May is a time of blossoming, a good time for Mental Health Awareness Month. The health of mind, body, and spirit can be easily overlooked, until something goes wrong and we get pain signals. Care of the whole person does not have to wait until we are distressed by symptoms of trouble, in the form of nightmares, shame, blame, substance abuse, insomnia, worry, or anger that erupts unexpectedly. We live in a stress-saturated world, and care of our emotional wellbeing really can’t wait.
Cultivating mental health is a form of preventative self care. Emotional wellness is a life strategy that helps us prepare for unforeseen stress, with calm confidence. Cultivating our emotional wellbeing requires us to learn coping skills that increase our resilience, our ability to respond with strength to change we didn’t ask for, and to adverse events; to bend, if need be, without breaking.
Emotional self care involves awakening to our needs. We are accustomed to functioning on autopilot, doing what we have always done, as if our routines were unchangeable. We pride ourselves on being constantly busy, multitasking while snacking compulsively, and medicating our stress in unproductive ways. The seeking of wellness, of flourishing rather than just getting by, invites us to stop and take a breath. When was the last time you made self care a thoughtful priority? In this noisy world, we may benefit from taking a break from constant chatter, by unplugging from social media for an hour or a day or a week. Could you do that? What actually nurtures you? Care of our own spirit often benefits from caring for the wellbeing of another person, by listening to them, by reconnecting with those who have gone missing, by volunteering in the community. Wellness may involve finding an activity in which you feel creative, productive, and challenged. It might be your job or your hobby, sudoku, or your passion for music or good food. Wellness involves mindful pursuit.
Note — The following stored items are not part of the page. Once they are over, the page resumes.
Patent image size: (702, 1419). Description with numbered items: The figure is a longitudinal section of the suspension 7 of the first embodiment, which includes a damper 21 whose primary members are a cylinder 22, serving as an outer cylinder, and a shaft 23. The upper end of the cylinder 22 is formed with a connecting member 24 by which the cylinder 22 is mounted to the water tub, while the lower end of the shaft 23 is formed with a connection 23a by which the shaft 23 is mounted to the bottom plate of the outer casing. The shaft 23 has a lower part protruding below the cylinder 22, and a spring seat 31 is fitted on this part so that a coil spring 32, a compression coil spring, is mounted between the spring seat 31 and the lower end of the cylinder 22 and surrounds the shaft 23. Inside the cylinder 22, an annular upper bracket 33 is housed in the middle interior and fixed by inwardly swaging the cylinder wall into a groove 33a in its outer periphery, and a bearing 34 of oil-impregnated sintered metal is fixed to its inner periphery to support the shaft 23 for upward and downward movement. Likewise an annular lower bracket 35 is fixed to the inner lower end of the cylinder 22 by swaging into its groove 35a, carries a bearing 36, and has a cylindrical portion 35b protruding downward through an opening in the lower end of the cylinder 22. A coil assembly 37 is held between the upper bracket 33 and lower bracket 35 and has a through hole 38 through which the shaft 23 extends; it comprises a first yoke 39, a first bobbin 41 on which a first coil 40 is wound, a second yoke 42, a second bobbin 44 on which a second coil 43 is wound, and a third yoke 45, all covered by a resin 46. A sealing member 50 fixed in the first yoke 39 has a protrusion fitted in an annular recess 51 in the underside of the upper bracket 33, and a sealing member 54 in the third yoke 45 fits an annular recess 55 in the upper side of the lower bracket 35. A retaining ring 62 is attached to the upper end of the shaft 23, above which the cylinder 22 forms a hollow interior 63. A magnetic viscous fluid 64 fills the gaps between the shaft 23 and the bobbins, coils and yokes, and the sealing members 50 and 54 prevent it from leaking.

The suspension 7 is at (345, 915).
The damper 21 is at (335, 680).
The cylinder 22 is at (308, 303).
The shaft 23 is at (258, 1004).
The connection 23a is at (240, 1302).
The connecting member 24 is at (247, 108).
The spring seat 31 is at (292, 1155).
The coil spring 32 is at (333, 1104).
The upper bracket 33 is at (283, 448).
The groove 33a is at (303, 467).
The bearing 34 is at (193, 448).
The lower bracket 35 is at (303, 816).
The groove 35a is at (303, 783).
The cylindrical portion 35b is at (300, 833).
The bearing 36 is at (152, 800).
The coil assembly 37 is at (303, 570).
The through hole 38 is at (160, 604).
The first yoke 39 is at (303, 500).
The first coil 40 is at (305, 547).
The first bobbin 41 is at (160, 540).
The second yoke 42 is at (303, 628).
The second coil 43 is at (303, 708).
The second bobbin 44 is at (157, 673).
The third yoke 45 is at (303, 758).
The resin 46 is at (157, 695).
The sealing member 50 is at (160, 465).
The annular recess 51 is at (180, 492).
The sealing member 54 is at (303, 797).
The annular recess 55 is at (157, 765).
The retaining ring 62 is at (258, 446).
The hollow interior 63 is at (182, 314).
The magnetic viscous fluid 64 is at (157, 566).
Mindfulness is a discipline that promotes wellness, by helping us become more aware of our immediate environment, our sensations, and our inner lives, awakening to the present moment, and cultivating self acceptance without judgment. Mindfulness has crept into the behavioral health literature and into our clinical practice. Mindfulness meditation practice has been shown to improve our ability to focus, and to reduce our rumination on the negatives of life. Mindfulness can help us observe ourselves more accurately, and express our emotions in healthier ways. Mindfulness promotes empathy for others, and helps us with the more difficult challenge, compassion for ourselves.
How do we incorporate mindfulness in our already overwhelmingly busy lives? By doing the things we already do, with purpose and curiosity, living fully in the present moment. We can breathe mindfully, noticing the body sensations we normally overlook. We can walk mindfully, putting down worries and digital distractions, and noticing the grass beneath our feet, the small details of the world we inhabit. We can eat mindfully, using our senses to more fully appreciate the aroma of coffee and the texture of pretzels. We can listen mindfully, offering our undivided attention, understanding the moment as a fragile gift. We can be present. Happy spring.